Southeast Asia has an incredibly vibrant builder ecosystem, but the tooling gap has historically constrained execution speed. By bringing the hackathon series to the broader developer community, Sea and OpenAI aim to lower the barrier to entry for local developers, enabling them to move from raw curiosity to deploying scalable, AI-native applications in a matter of hours. Chen described the initiative as building a compounding AI-native talent ecosystem — one that collectively accelerates Southeast Asia's trajectory as a global hub for AI-driven innovation.

What to watch next

For technology leaders across the region, Chen's central message is clear: adopting AI-assisted development is not simply a tooling upgrade but an organizational paradigm shift. The winners, he argued, will be those who relentlessly redesign their engineering culture and workflows around human-AI collaboration today, rather than bolting AI capabilities onto legacy processes tomorrow. With the Codex Hackathon Series now on the calendar and internal adoption metrics trending strongly, Sea's rollout will be one of the most closely watched case studies in how large-scale engineering organizations in emerging markets integrate agentic AI into their DNA.
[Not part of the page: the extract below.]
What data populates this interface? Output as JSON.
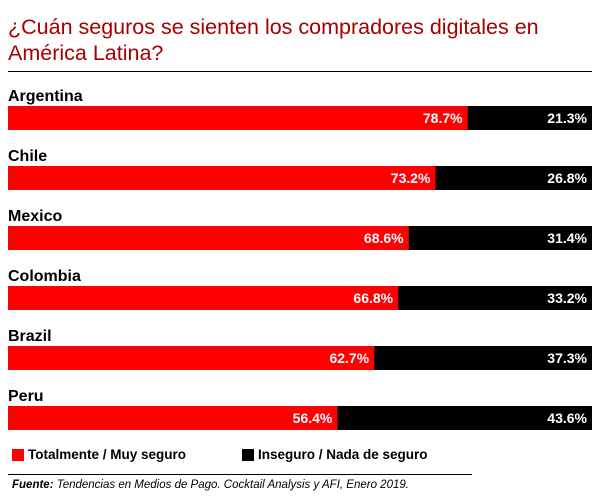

Editorial SiliconFeed is an automated feed: facts are checked against sources; copy is normalized and lightly edited for readers.

FAQ

What is OpenAI Codex and how is Sea Limited using it?
OpenAI Codex is an AI-powered coding assistant that goes beyond traditional autocomplete to provide deep contextual awareness of large, complex codebases. Sea Limited is rolling out Codex across its entire developer organization to help engineers navigate its massive microservices architecture, trace dependencies, understand legacy logic, and maintain reliability under peak loads. Internal data shows 87% of users are weekly active, and the company is integrating Codex into CI/CD pipelines for agentic workflows including test-driven implementation, edge-case surfacing, and accelerated debugging.
How are Sea's developers responding to Codex?
Developer feedback at Sea has been strongly positive. Among developers who rated Codex 4 or 5 out of 5, 73% said they would recommend it to colleagues. Internal feedback highlights strong usage in code understanding, debugging, and feature development. More importantly, the company reports a cultural shift: developers are using Codex to 'think better, not just type faster,' leveraging AI to prototype alternative implementations and generate exhaustive test coverage, which helps the team ship faster while systematically paying down technical debt.
What is the Codex Hackathon Series and which markets will it cover?
Sea Limited has partnered with OpenAI to host the first regional Codex Hackathon Series across Asia. The series begins in Singapore and will expand to Indonesia, Taiwan, and Vietnam. The goal is to democratize access to advanced AI coding tools for the broader developer community in Southeast Asia, lowering the barrier to entry for local developers to build and deploy AI-native applications. Sea views the initiative as a way to build a compounding AI-native talent ecosystem and accelerate the region's trajectory as a global hub for AI-driven innovation.